I spent some time self-mutilating. I wrote initials on my ankles and wrists. I used needles and razor blades. I covered it up. I hid the scars. Today, almost all of it is gone and insignificant. I’m definitely grateful for small favors, including the one where I had no idea how far down I needed to go to make things permanent. I also had thoughts of suicide. Many of them. That I was tired of the laughing and the pointing, and the snickering behind my back. The way people talked about me, or the way I perceived them talking about me. The rumors that were spread. The general cattiness amongst the girls.

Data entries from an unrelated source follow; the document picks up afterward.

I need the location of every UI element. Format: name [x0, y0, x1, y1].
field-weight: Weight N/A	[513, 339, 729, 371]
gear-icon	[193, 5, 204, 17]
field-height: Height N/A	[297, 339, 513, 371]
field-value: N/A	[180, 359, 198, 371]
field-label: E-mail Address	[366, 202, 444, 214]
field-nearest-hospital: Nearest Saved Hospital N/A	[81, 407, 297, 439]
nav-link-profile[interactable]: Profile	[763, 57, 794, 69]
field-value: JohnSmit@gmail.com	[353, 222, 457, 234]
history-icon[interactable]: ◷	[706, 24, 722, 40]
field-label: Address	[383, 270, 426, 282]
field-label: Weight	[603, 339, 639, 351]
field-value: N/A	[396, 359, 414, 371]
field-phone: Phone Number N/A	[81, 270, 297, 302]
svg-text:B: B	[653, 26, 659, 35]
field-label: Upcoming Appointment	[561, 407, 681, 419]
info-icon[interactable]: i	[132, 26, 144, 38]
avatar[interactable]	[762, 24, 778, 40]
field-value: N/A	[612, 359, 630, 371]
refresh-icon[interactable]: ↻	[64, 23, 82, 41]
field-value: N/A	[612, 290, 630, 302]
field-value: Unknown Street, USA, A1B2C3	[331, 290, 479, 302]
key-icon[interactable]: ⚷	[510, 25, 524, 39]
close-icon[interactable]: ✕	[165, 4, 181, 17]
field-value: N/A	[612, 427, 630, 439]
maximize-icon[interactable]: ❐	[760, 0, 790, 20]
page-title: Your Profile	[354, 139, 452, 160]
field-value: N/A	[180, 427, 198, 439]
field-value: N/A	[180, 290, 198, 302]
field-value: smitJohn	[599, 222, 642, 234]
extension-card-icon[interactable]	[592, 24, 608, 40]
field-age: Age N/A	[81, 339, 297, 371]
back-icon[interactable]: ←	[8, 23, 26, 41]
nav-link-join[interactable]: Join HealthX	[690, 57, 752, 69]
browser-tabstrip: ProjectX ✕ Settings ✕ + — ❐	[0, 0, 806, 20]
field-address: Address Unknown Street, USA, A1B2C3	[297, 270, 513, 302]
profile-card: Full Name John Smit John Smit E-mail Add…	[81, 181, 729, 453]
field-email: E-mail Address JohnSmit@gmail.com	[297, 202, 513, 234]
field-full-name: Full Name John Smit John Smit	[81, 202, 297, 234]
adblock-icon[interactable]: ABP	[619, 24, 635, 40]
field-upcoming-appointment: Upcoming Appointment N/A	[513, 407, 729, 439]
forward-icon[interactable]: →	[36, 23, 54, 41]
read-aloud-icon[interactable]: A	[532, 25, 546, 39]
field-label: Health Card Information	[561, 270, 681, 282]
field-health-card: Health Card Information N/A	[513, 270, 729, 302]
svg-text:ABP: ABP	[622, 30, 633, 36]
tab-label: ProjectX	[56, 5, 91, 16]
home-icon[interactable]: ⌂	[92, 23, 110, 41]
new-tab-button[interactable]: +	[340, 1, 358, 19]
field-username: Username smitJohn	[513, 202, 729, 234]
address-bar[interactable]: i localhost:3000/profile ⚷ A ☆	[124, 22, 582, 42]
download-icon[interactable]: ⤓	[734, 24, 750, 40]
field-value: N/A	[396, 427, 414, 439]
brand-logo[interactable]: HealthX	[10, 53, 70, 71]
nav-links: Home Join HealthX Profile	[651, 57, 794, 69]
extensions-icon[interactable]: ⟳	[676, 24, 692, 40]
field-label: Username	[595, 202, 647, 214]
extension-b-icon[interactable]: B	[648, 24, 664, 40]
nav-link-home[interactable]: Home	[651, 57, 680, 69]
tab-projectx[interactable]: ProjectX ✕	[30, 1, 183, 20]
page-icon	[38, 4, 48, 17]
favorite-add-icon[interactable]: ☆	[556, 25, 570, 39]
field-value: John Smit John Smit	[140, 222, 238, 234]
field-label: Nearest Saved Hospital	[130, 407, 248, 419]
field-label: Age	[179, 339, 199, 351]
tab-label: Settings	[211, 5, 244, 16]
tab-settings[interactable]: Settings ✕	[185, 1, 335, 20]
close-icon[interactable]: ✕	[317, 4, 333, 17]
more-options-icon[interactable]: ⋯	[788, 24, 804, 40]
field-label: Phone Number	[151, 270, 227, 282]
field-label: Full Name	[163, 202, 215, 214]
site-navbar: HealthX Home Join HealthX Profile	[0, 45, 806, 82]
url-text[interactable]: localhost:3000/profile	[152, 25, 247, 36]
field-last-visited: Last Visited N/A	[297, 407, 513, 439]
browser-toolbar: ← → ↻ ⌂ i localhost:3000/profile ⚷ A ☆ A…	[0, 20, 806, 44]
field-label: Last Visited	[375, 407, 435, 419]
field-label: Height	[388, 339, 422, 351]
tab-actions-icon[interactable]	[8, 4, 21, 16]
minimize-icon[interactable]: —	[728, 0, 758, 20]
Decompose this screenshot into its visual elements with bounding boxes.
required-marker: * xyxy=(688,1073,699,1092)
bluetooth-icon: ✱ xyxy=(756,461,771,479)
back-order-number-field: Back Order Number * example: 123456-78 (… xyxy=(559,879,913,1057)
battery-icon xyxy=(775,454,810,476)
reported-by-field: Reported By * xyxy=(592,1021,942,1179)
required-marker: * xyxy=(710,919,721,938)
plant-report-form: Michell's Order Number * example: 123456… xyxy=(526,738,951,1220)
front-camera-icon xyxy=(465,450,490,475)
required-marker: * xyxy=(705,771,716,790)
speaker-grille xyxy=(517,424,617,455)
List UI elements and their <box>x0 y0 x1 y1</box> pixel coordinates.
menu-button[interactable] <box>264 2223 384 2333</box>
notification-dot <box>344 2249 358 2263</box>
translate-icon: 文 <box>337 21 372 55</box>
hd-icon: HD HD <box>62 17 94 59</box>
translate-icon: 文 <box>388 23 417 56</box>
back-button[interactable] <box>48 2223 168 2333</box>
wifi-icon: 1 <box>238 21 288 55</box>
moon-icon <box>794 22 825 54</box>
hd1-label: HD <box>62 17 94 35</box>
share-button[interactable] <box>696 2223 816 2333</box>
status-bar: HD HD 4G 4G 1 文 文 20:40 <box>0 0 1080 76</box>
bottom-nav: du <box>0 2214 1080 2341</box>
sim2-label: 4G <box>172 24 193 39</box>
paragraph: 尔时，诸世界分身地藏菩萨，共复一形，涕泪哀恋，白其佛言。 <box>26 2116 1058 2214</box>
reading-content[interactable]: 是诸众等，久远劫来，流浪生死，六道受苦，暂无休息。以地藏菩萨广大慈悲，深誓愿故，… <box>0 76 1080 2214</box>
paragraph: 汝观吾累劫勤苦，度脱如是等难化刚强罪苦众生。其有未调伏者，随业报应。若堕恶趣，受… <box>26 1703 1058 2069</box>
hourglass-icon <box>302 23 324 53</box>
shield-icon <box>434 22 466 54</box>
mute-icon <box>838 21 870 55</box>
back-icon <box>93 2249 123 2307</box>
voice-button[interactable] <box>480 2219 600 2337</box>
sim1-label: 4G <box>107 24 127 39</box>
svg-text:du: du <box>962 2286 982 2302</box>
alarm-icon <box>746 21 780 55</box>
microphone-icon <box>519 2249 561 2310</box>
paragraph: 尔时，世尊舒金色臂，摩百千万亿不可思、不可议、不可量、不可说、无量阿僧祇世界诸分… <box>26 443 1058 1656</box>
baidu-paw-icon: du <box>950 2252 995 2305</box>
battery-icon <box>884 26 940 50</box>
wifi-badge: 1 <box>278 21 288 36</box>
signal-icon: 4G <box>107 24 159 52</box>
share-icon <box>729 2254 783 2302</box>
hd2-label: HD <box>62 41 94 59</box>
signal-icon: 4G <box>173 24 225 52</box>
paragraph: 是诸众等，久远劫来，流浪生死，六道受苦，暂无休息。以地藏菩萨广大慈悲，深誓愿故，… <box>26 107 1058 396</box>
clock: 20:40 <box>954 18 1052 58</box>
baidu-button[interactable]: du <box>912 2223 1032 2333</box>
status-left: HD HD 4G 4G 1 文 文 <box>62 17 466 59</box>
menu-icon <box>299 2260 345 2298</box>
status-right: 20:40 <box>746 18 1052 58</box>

The genuine need to destroy any and all things good in each other’s lives. It was far too much for this girl to handle most days.

I wrote letters. I hid them in the wall. I doubt my dad ever knew that I made that little hole in the closet to hide those things. I wrote many letters explaining why I was willing to do what I thought I wanted to do. I thought about it all the time. Planned different ways. There was even this particularly bad curve off of one of the major highways, and along the curve was this huge billboard in the middle of lots of underbrush. I often considered how fast I would have to crash into that billboard in order to make sure that it “worked.” No sticking around for the hurt and pain and endless sympathy and stares later. I knew that if I was going to do it, it was going to be for real.

I obviously didn’t do it. I’m here today writing this. The thoughts are there super rarely and often following something catastrophic like people at work treating me shittily and me being threatened to kiss some ass or I’ll be fired. But y’know, no job is worth that much stress. Pretty much ever. And if I were let go, it might be better for everyone at that point. I digress.

Last week’s Doctor Who, er, actually, two Saturday’s ago, was Vincent and the Doctor (this is the British airing date, as I’m fairly certain the U.S. is about 2 weeks behind, though I don’t know because I see them as they come out and am thus on U.K. airing time with the Doctor Who episodes). The episode itself is about Vincent van Gogh and the imaginary things he sees, but the deeper bit of the episode was the personal demons that Vincent was struggling with.

I’ll spare the details, for those in the U.S. who have yet to see the episode, but I cried. A lot. I watched the episode again last night, and again, I cried. There is something so touching and real about the end of the episode. The fact that depression often takes hold and doesn’t let go. That Vincent suffered deeply and still gave to the world so much beauty and art that there are few words to express this. Even as the authors of the episode try, the truth is, he can’t have known. Vincent that is. I can’t imagine what his life was like. I can’t imagine the pain, or the torment… or the suffering. But I can empathize. And wish for a Doctor like my Doctor to go and show him.

If there is ever a moment in your life when you’re faced with someone who suffers from depression, watch this episode. On it’s own compared to the rest of the season (or past seasons) it wasn’t the best. But stand-alone, it was touching and real. There are many of us who can related to any of the three of them (Vincent, the Doctor or Amy).

Now let’s move forward a little bit more. Sunday’s Postsecret was a particularly good one. I’ve reached the point where I don’t often read Postsecret anymore. It’s blown up and it’s no longer about secrets, at least not in the same way it used to be. But there was a Golden Gate Bridge secret. Then photos of people asking the poster not to jump. Then an email about someone who, upon taking their first walk across the bridge, saw “ribbons and messages along the way”. It was touching and to someone the person who sat on the bridge, it was very real. All of it was. It happens all the time. Someone, somewhere, has taken their own life, and it’s devastating and sad.

I could have been one of them.

For those in the U.K. needing help, not just for people who have depression but for family members and friends, check out BBC’s Headroom to learn more about depression and resources available to you.

For those in the U.S. check out Hopeline or  Call 1(800)SUICIDE [1-800-784-2433] for help, day or night.